Dans la même veine de données, on observe des mouvements globalement similaires au sujet des restrictions qu'indiquent s'imposer des ménages en ce qui concerne leurs dépenses de logement. Sur ce point, les plus favorisés n'ont pas vraiment vu leur situation s'améliorer (sur trente ans il y a toujours, seulement, 7 % ou 8 % des hauts revenus qui déclarent de telles restrictions). En revanche, pour les classes moyennes inférieures, la part des individus déclarant restreindre leurs dépenses de logement a gagné 14 points entre 1980 et 2008.

PROPORTION D'INDIVIDUS DÉCLARANT QUE LEURS DÉPENSES DE LOGEMENT CONSTITUENT UNE CHARGE LOURDE OU TRÈS LOURDE OU À LAQUELLE ILS NE PEUVENT FAIRE FACE (EN %)

Source : Crédoc.

Ce sentiment de contraintes pesant davantage sur les budgets du logement ne s'explique qu'en partie par un accroissement de la qualité de ces logements. L'effet prix est très important. En effet, au cours des trente dernières années, le prix réel (corrigé de l'inflation) des logements anciens a été multiplié par deux, tandis que les loyers progressaient de 30 %. Alors que, jusqu'à la fin des années 1990, le prix du logement avait augmenté, globalement, au même rythme que le revenu moyen des ménages, le lien s'est rompu depuis la décennie 20003. Il y a donc une distorsion grandissante entre les coûts du logement (en particulier pour les ménages primoaccédants, souhaitant acquérir pour la première fois un logement) et les revenus. Et ces coûts du logement ont davantage progressé, proportionnellement, pour les plus pauvres que pour les plus riches.

PROPORTION D'INDIVIDUS DÉCLARANT S'IMPOSER DES RESTRICTIONS SUR LEURS DÉPENSES DE LOGEMENT (EN %)

Source : Crédoc.

Des taux d'effort en hausse pour les plus modestes

Afin d'évaluer l'importance des coûts du logement par rapport au budget des ménages, on peut prendre en considération un taux d'effort des ménages qui mesure la part du revenu consacré aux dépenses de logement.

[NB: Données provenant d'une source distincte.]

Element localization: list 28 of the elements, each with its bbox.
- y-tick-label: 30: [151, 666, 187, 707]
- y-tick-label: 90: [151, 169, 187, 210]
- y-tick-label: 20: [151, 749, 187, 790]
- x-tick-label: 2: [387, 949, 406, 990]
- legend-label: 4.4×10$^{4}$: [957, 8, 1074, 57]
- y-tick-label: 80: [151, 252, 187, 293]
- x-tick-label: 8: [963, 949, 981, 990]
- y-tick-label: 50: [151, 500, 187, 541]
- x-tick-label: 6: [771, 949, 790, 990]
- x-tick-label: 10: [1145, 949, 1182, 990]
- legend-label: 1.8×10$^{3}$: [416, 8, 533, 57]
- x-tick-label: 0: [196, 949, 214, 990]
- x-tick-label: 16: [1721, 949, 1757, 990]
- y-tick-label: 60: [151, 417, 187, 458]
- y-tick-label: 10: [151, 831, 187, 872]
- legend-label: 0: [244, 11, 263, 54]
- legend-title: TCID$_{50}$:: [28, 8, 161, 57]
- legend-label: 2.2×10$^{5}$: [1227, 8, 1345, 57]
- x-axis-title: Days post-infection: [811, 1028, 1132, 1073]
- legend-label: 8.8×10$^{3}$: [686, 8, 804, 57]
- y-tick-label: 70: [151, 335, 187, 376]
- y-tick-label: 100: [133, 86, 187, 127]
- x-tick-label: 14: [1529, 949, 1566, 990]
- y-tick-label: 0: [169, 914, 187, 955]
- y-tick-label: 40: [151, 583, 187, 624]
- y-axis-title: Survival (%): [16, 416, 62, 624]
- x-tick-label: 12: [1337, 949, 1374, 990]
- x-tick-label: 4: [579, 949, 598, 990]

TAUX D'EFFORT NET (EN %) EN FONCTION DU NIVEAU DE VIE. ACCÉDANTS À LA PROPRIÉTÉ

Source : Gabrielle fack (2009), d’après les enquêtes Logement de l’insee.

Pour les accédants à la propriété, les catégories les plus modestes ont connu une augmentation de 8 points de leur taux d'effort, contre 2 ou 3 pour l'ensemble des quatre autres quintiles de la distribution des revenus.

Pour les locataires (dans le secteur libre), les taux d'effort n'ont pas évolué pour les plus favorisés, mais ils ont fortement augmenté (+ 11 points) pour les moins aisés. Ces taux d'effort ont également fortement augmenté pour les classes moyennes inférieures (Q2) et pour les classes moyennes intermédiaires (Q3).

TAUX D'EFFORT NET (CHARGES COMPRISES, EN %) EN FONCTION DU NIVEAU DE VIE. LOCATAIRES DU SECTEUR LIBRE

Source : Gabrielle fack (2009), d’après les enquêtes Logement de l’insee.

Quelle leçon générale tirer ? Les classes moyennes, en particulier leurs segments intermédiaires et inférieurs, se sont rapprochées, pour ce qui a trait aux évolutions de leurs contraintes financières de logement, des catégories défavorisées. Leurs dépenses contraintes, que l'on dit aussi non arbitrables, pré-engagées, pèsent puissamment sur leur budget. L'augmentation passée et, pour certains postes (énergie notamment), très probablement encore à venir des budgets liés au logement (loyers, prêts, eau, gaz, électricité, mais aussi assurances et impôts) est l'un des principaux moteurs de la pression ressentie et vécue par les ménages des classes moyennes.

  1. Pour deux perspectives différentes, parues dans la même collection d'ouvrages, voir Louis Chauvel, Les classes moyennes à la dérive, Seuil, 2006 ; Dominique Goux et Éric Maurin, Les nouvelles classes moyennes, Seuil, 2012.
  2. Voir les importants travaux de Régis Bigot, « Les classes moyennes sous pression », Consommation et modes de vie, n° 219, 2009 ; Fins de mois difficiles pour les classes moyennes, Éditions de l'Aube, 2010.
  3. Voir les différents travaux de Jacques Friggit.